Let's take the measly $3B and buy clunkers next year! At least we would know what we are doing,why we are doing it and would have something to show for our efforts when the program is over. A stark contrast to Ares 1.
It would beat having to look vendors in the eye and try to convince them that they should become NASA step-n-fetchits when the their part of the program would only amount to 0.001% of their annual production. It would beat having to keep the perpetual smile on your face while the rest of the world knows that your program is headed toward the dust bin.
One thing is for certain, there is going to be a lot of wailing and gnashing of teeth in Shelbyville when that stop work meteor impacts MSFC.

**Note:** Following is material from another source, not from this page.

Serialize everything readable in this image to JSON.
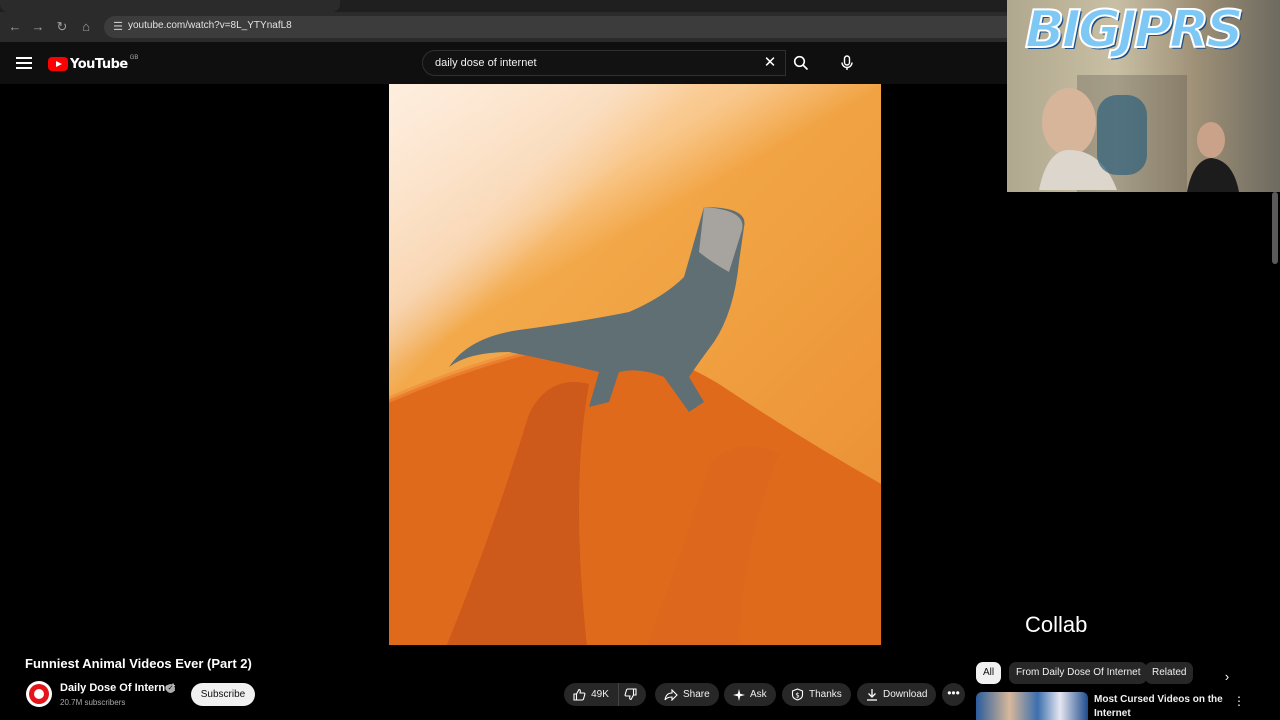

"As important as science is and as important as inspiring the next generation of scientists and engineers is and as important as engaging with international partners is and of developing the commercial sector, the subcommittee decided that the goal for human space flight that is sufficient to justify the necessary commitment beyond Low Earth orbit is to chart the path for the expansion of human civilization into the solar system. Some will choose to say this differently. Some say that the goal is that humanity should become a space faring civilization. I’ll take that to be synonymous with our committee’s formulation, our subcommittee’s formulation. Now this sounds terribly ambitious and dramatic but if that is not the point of human space flight, which now is exactly about finally once again going beyond Low Earth orbit, what the hell are we doing? None of the other figures have merit, however very important each is, is sufficient by itself to justify the commitment that going beyond Low Earth orbit requres and in many cases, there are alternative routes to those ends."
- Dr. Christopher Chyba
Just what is it that is so important to accomplish in space that only humans can do it?
Make more humans. Ultimately, human presence in space is about our survival as a species.
We have no capability at present to survive a global catastrophe, whether of external (asteroid impact) or internal (supervolcano) origin. Establishing multiple reservoirs of human culture on other worlds is our ultimate objective. The first steps along that path are to learn how to create sustainable human presence in space, using the material and energy resources we find there. We must create an incremental, cumulative program that teaches us these skills and develops these technologies. And this can be done under whatever budgetary environment we find ourselves under, if undertaken cleverly (admittedly, something not yet in evidence).
And we just might find that field geology is a useful thing to do along the way. :^D
Maybe Spudis should have been on the Panel. At least he can write coherently!
Obviously the panel should have contained at least one field geologist.